From Amanda Davis Gatchet:
As I work through the interviews with our marathoning participants, it strikes me that people who marathon often “re-marathon,” returning to much loved characters and storylines again and again. This resonates with my own marathoning experiences—at least with the marathons I do for me, not for research. I don’t even want to admit how many times I have read the Harry Potter series or watched the movies.
Many of the re-marathons seem to be set in motion by the media companies and their attempts to stage special media “events.” Several interviewees have noted that they marathon or re-marathon a book series just before the release of a film translation of the book. For example, Vera wanted to “do her homework” before seeing a film from the Twilight saga: “I knew we were going to go see the movie so I just started with [the books] just so I could be caught up again.” Alicia’s marathon was also inspired by a media company, this time by HBO, which played one of her favorite film series: “I watched the latest (Half Blood Prince) on HBO to get caught up on the series and realized I needed to re-watch some of the previous movies.” This idea of “catching up” emerged in multiple interviews. Why do we feel compelled to “be prepared” before seeing a new movie or reading a new book? Does the re-marathon enhance our enjoyment of the new text?

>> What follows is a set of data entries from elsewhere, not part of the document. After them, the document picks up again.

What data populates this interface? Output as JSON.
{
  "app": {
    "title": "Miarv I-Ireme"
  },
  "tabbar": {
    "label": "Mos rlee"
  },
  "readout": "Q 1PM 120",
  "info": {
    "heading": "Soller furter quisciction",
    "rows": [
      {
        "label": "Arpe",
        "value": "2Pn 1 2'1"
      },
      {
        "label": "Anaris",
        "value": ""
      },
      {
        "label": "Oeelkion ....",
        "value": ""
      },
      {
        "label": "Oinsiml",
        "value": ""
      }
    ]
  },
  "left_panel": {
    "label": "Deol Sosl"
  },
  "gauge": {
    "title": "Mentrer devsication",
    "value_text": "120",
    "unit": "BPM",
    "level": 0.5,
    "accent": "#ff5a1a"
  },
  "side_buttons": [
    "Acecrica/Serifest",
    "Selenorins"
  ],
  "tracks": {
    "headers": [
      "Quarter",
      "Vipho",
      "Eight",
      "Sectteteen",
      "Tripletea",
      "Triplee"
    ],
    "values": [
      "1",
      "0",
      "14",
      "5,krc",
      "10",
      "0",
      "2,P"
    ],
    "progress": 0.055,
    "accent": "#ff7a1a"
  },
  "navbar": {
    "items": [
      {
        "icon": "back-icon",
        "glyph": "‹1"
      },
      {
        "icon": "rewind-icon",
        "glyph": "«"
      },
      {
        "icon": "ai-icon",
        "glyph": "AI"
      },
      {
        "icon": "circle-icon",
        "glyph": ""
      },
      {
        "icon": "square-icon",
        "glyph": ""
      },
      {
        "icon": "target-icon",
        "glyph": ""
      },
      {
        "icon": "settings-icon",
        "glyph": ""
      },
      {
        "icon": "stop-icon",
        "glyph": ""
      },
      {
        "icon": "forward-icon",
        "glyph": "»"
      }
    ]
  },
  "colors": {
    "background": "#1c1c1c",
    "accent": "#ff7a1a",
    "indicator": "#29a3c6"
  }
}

Perhaps re-marathoning is what Paramount has in mind with their Blu Ray release of the Indiana Jones set (available Tuesday, September 18th). Check out the list of bonus features, as well as the trailer to consider if you’ll be inspired to re-marathon Indy. (Special Note: The trailer wisely leaves out reference to the aliens in Kingdom of the Crystal Skull.)
Reading through the discussions that have been posted to the blog over the last few weeks, I note that Lisa’s students have made some excellent points about motivations to marathon. I am curious about other re-marathoning motivations. Why do you re-marathon? Are these motivations similar to our original impulse to marathon something? Or, does our relationship with our “text” change with re-immersion?